SOYSAL'IN CEVAP VERMEDİĞİ SORU
Prof. Dr. Soysal, ''İmparatorluğun Son Döneminde Osmanlı Ermenileri: Bilimsel Sorumluluk ve Demokrasi Sorunları'' başlıklı konferansın açılışında yaptığı konuşmada, toplantının Bilgi Üniversitesi'nde yapılmasından büyük memnuniyet duyduğunu ve bu duygusunu bütün BÜ camiasının paylaştığını söyledi.
Bilimsel toplantılar düzenlemenin üniversitenin en temel hak ve görevleri arasında bulunduğunu ifade eden Prof. Dr. Soysal'a, İstanbul Bilgi Üniversitesi Rektörü Prof. Dr. Uğur'un konuşması sırasında da 2 kez müdahalede bulunan kadın dinleyici ''teröristler ne zaman bilim adamı oldu?'' dedi.
Dinleyiciye yanıt vermeden konuşmasına devam eden Prof. Dr. Soysal, BÜ'nün bu konferansın gerçekleşmesi için çok çalıştığını ve emek verdiğini vurguladı.
Prof. Dr. Soysal, ''Fakat koşullar toplantıya ev sahipliği yapmamıza olanak tanımadı. Aslında toplantının nerede yapıldığı neticede çok önemli değil. Asıl önemli olan akademik özgürlüklerin sahiplenilmesi, vurgulanması ve yaşatılmasıdır'' diye konuştu.

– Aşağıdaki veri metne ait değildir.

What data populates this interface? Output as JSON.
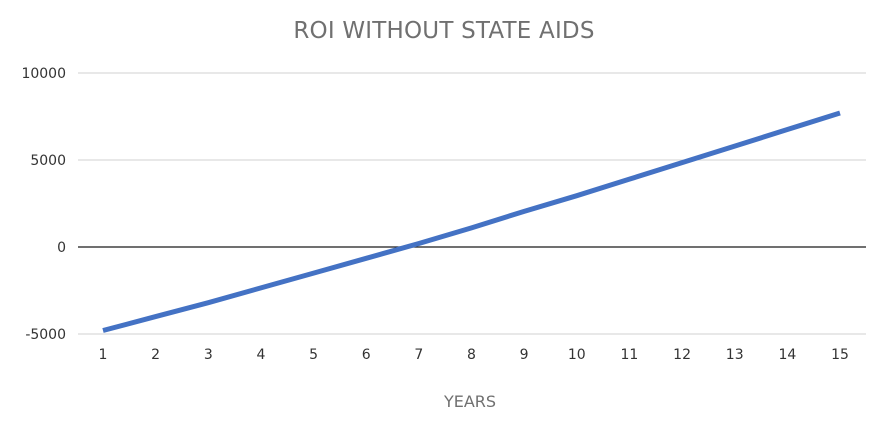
{
  "chart_data": {
    "type": "line",
    "title": "ROI WITHOUT STATE AIDS",
    "xlabel": "YEARS",
    "ylabel": "",
    "x": [
      1,
      2,
      3,
      4,
      5,
      6,
      7,
      8,
      9,
      10,
      11,
      12,
      13,
      14,
      15
    ],
    "series": [
      {
        "values": [
          -4800,
          -4000,
          -3200,
          -2350,
          -1500,
          -650,
          200,
          1100,
          2050,
          2950,
          3900,
          4850,
          5800,
          6750,
          7700
        ],
        "color": "#4472c4"
      }
    ],
    "yticks": [
      10000,
      5000,
      0,
      -5000
    ],
    "ylim": [
      -5000,
      10000
    ],
    "grid": true,
    "legend": "none"
  }
}
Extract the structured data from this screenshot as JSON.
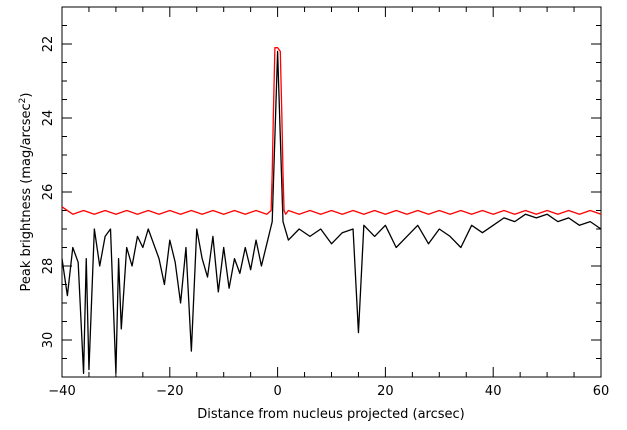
{
  "chart_data": {
    "type": "line",
    "title": "",
    "xlabel": "Distance from nucleus projected (arcsec)",
    "ylabel": {
      "main": "Peak brightness (mag/arcsec",
      "sup": "2",
      "close": ")"
    },
    "xlim": [
      -40,
      60
    ],
    "ylim": [
      31,
      21
    ],
    "y_inverted": true,
    "grid": false,
    "legend": "none",
    "x_ticks": [
      -40,
      -20,
      0,
      20,
      40,
      60
    ],
    "x_tick_labels": [
      "−40",
      "−20",
      "0",
      "20",
      "40",
      "60"
    ],
    "y_ticks": [
      22,
      24,
      26,
      28,
      30
    ],
    "y_tick_labels": [
      "22",
      "24",
      "26",
      "28",
      "30"
    ],
    "series": [
      {
        "color": "#ff0000",
        "x": [
          -40,
          -38,
          -36,
          -34,
          -32,
          -30,
          -28,
          -26,
          -24,
          -22,
          -20,
          -18,
          -16,
          -14,
          -12,
          -10,
          -8,
          -6,
          -4,
          -2,
          -1.2,
          -1,
          -0.8,
          -0.5,
          0,
          0.5,
          0.8,
          1,
          1.2,
          1.5,
          2,
          4,
          6,
          8,
          10,
          12,
          14,
          16,
          18,
          20,
          22,
          24,
          26,
          28,
          30,
          32,
          34,
          36,
          38,
          40,
          42,
          44,
          46,
          48,
          50,
          52,
          54,
          56,
          58,
          60
        ],
        "values": [
          26.4,
          26.6,
          26.5,
          26.6,
          26.5,
          26.6,
          26.5,
          26.6,
          26.5,
          26.6,
          26.5,
          26.6,
          26.5,
          26.6,
          26.5,
          26.6,
          26.5,
          26.6,
          26.5,
          26.6,
          26.5,
          25.5,
          24.0,
          22.1,
          22.1,
          22.2,
          24.0,
          25.5,
          26.5,
          26.6,
          26.5,
          26.6,
          26.5,
          26.6,
          26.5,
          26.6,
          26.5,
          26.6,
          26.5,
          26.6,
          26.5,
          26.6,
          26.5,
          26.6,
          26.5,
          26.6,
          26.5,
          26.6,
          26.5,
          26.6,
          26.5,
          26.6,
          26.5,
          26.6,
          26.5,
          26.6,
          26.5,
          26.6,
          26.5,
          26.6
        ]
      },
      {
        "color": "#000000",
        "x": [
          -40,
          -39,
          -38,
          -37,
          -36,
          -35.5,
          -35,
          -34,
          -33,
          -32,
          -31,
          -30,
          -29.5,
          -29,
          -28,
          -27,
          -26,
          -25,
          -24,
          -22,
          -21,
          -20,
          -19,
          -18,
          -17,
          -16,
          -15,
          -14,
          -13,
          -12,
          -11,
          -10,
          -9,
          -8,
          -7,
          -6,
          -5,
          -4,
          -3,
          -2,
          -1,
          -0.5,
          0,
          0.5,
          1,
          2,
          4,
          6,
          8,
          10,
          12,
          14,
          15,
          16,
          18,
          20,
          22,
          24,
          26,
          28,
          30,
          32,
          34,
          36,
          38,
          40,
          42,
          44,
          46,
          48,
          50,
          52,
          54,
          56,
          58,
          60
        ],
        "values": [
          27.8,
          28.8,
          27.5,
          27.9,
          30.9,
          27.8,
          30.8,
          27.0,
          28.0,
          27.2,
          27.0,
          30.9,
          27.8,
          29.7,
          27.5,
          28.0,
          27.2,
          27.5,
          27.0,
          27.8,
          28.5,
          27.3,
          27.9,
          29.0,
          27.5,
          30.3,
          27.0,
          27.8,
          28.3,
          27.2,
          28.7,
          27.5,
          28.6,
          27.8,
          28.2,
          27.5,
          28.1,
          27.3,
          28.0,
          27.4,
          26.8,
          24.5,
          22.2,
          24.5,
          26.8,
          27.3,
          27.0,
          27.2,
          27.0,
          27.4,
          27.1,
          27.0,
          29.8,
          26.9,
          27.2,
          26.9,
          27.5,
          27.2,
          26.9,
          27.4,
          27.0,
          27.2,
          27.5,
          26.9,
          27.1,
          26.9,
          26.7,
          26.8,
          26.6,
          26.7,
          26.6,
          26.8,
          26.7,
          26.9,
          26.8,
          27.0
        ]
      }
    ]
  }
}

-PROF. DR. TERZİOĞLU'NUN KONUŞMASI-
Sabancı Üniversitesi Rektörü Prof. Dr. Tosun Terzioğlu da, 6 ay kadar süren bir sürecin sonunda bugüne gelindiğini ve bugünün sadece konferans ve üniversite için değil Türkiye için önemli olduğunu söyledi.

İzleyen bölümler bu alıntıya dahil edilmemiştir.